L’objet de cette fiche est de rappeler les grandes lignes de l’histoire de notre rite qui est l’histoire de la maçonnerie française au XIIIème et d’en souligner les caractéristiques qui font son identité.

HISTOIRE DE L’IMPLANTATION DE MACONNERIE EN FRANCE

C’est en 1725 ou 1726 que la Maçonnerie est introduite en France par des émigrés britanniques.
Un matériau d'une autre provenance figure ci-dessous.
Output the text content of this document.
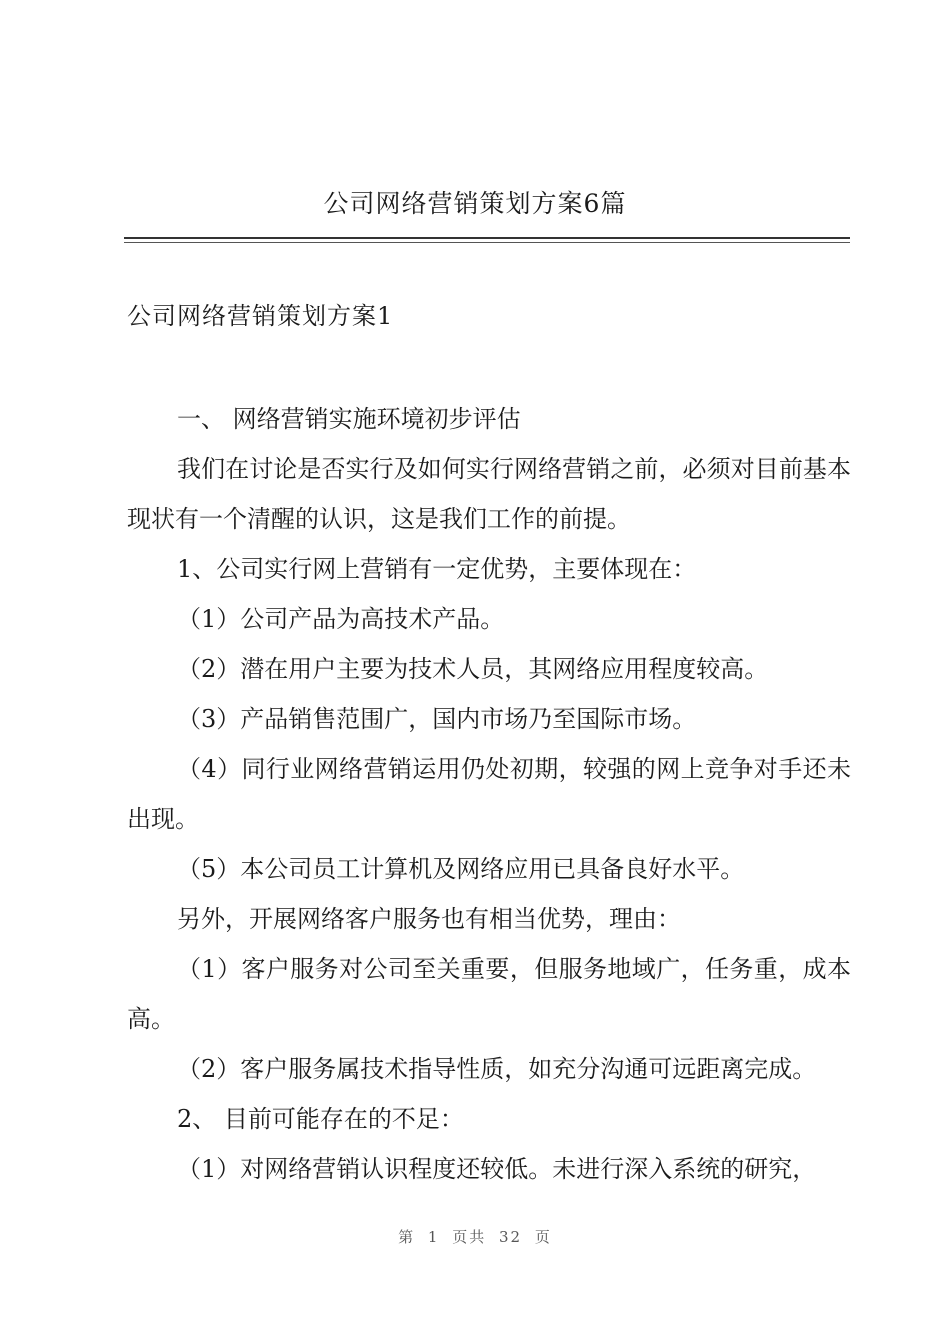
公司网络营销策划方案6篇
公司网络营销策划方案1

一、 网络营销实施环境初步评估

我们在讨论是否实行及如何实行网络营销之前，必须对目前基本现状有一个清醒的认识，这是我们工作的前提。

1、公司实行网上营销有一定优势，主要体现在：

（1）公司产品为高技术产品。

（2）潜在用户主要为技术人员，其网络应用程度较高。

（3）产品销售范围广，国内市场乃至国际市场。

（4）同行业网络营销运用仍处初期，较强的网上竞争对手还未出现。

（5）本公司员工计算机及网络应用已具备良好水平。

另外，开展网络客户服务也有相当优势，理由：

（1）客户服务对公司至关重要，但服务地域广，任务重，成本高。

（2）客户服务属技术指导性质，如充分沟通可远距离完成。

2、 目前可能存在的不足：

（1）对网络营销认识程度还较低。未进行深入系统的研究，

第 1 页共 32 页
Ils apportent avec eux le rituel et les constitutions en usage dans la première Grande Loge dite « de Londres » créée moins de dix ans plus tôt.
La première chose que l’on peut observer est que ces textes anglais qui arrivent sur le continent sont fortement inspirés des textes opératifs et aussi qu’il existe une grande similitude avec les textes écossais dont en particulier, le manuscrit d’Edimbourg de 1696 et le manuscrit Chetwode Crawley de 1700. Cette similitude montre que la rédaction des premiers textes de la Grande Loge de Londres a subi une influence écossais, ce qui n’a rien d’étonnant quand on se souvient que le Pasteur Anderson rédacteur avec le Français d’origine Jean Théophile Desaguliers des premières constitutions de 1723, était originaire d’Aberdeen en Ecosse où, comme son père, il avait été initié.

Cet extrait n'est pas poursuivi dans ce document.